3.4 Fabrication and physical properties of hybrid scaffold
3.4.1 The microstructure of PCL, PCL/SilMA, SilMA, SilMA/BMSCs
As the previous study, the crisscross structure of PCL scaffold forms the pore designs (Fig. 7a). It is widely known that inter-connected pore networks of a biological scaffold is a critical index affecting cell adhesion, proliferation and differentiation. SilMA hydrogel possessed highly 3D porous structure with moderate thickening of the hole wall (Fig. 7d, e). Compared with the surface of PCL (Fig. 7b), SilMA hydrogel is glossier (Fig. 7c). The surface of PCL coated with SilMA hydrogel clearly changed under the observation of SEM (Fig. 7f), the pores and gaps were filled with a thin layer of hydrogel, as well as the longitudinal section (Fig. 7g, h). After seeding cells to SilMA hydrogel, the surface was covered with underlying cells, which were mostly flat polygonal or long shuttle shapes (Fig. 7i, j). The cells were distributed in clusters and extended antennae to connect with each other.
3.4.2 Mechanical properties of hybrid scaffold
The morphology of each group was similar and there were no significantly differences in physical measurements between them. With the increase of stretched tension, the native trachea broke at the point of the cartilage rings, and remained in the original structural state. PCL and PCL/SilMA showed segmental changes with the samples were significantly elongated. During the stretched process, the tensile force reached the maximum value when the samples broke. The compression process could continue all the time, so in order to unify the standard, maximum load and elastic modulus were recorded at the 50% of the compression deformation. During three-point bending test, the data were recorded when the samples slided from the fulcrums on both sides. When PCL was coated with SilMA hydrogel, there were certain changes in structure, leading to better mechanical properties.
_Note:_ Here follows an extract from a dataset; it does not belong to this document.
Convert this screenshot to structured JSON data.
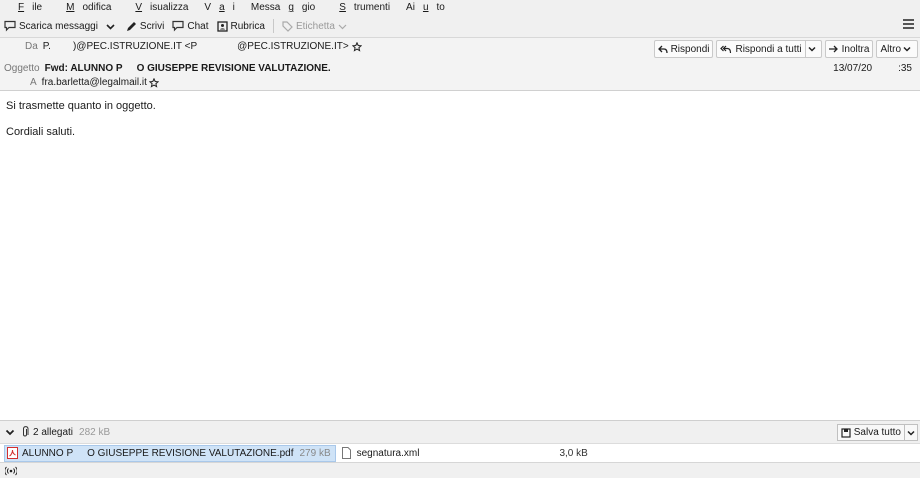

3.5 Trachealwindow-shape defect repair in vivo
3.5.1 Intraoperative anastomosis, postoperative examination and specimen acquisition
Last but not the least, this hybrid scaffold was applied to repair rabbit tracheal window-shape defects and seeded them with epithelia, BMSCs and KGN during the operation. As shown in Fig. 9a, the window-shape defect of 5 × 5 mm was established, with excision of two cartilage rings. Then, the hybrid scaffold seeding with epithelia was sutured the defect (Fig. 9b). After that, SilMA solution containing BMSCs and KGN was injected under the UV irradiation in the form of droplets to cover the outer surface of the patch (Fig. 9c).
Six rabbits survived well after the operation. There was slight sputum murmur in the first two days and disappeared from the fifth day. One rabbit died two weeks after operation, and a large amount of pleural effusion was detected through autopsy. Another died more than one month after operation and the other four all survived for two months, without sputum obstruction, stenosis, wheezing, cyanosis or infection. On the 30th and 60th day, X-ray examination demonstrated that there was no obvious stenosis or collapse (Fig. 9d, e). The airway, especially the point where the patch was sutured, was firstly examined via bronchoscopy, prior to acquisition of specimens. The picture of bronchoscopy on the 60th day (Fig. 9f) revealed that the transplantation site was covered with mucosa and maintained complete unobstruction of the lumen. It was consistent with the macroscopic appearance of the specimen, and there was no obvious abscess or necrosis at the patch site (Fig. 9g-i).
3.5.2 H&E staining analysis
H&E staining helped to recognize the transplantation site between the two segments of the cartilage ring of the graft, the morphology and structure of which were intact with few inflammatory cells infiltration. Residual SilMA hydrogel and undegraded PCL were also observed on the outside of the graft, while the continuous epithelial structures were detected from native area to patch site on the inside of the graft (Fig. 10a, c). What is more gratifying and unexpected is that a few vascular-like structures were observed near the repair site (Fig. 10b).
3.5.3 IHC and IF staining analysis
In order to further confirm that the tracheal transplantation site was covered by epithelial cells, IHC and IF staining were performed. IHC staining of CK-18 (Fig. 10d-f), which was specifi­cally expressed by epithelial cells, revealed that the continuous brown-col­ored antigen was expressed on the inner surface of the repair site, which was similar to normal trachea, indicating that the hybrid scaffold has good epithelization performance. Similarly, IF staining of CK-18(Fig. 10g-i), which was expressed by green fluorescence, confirmed the positive result again.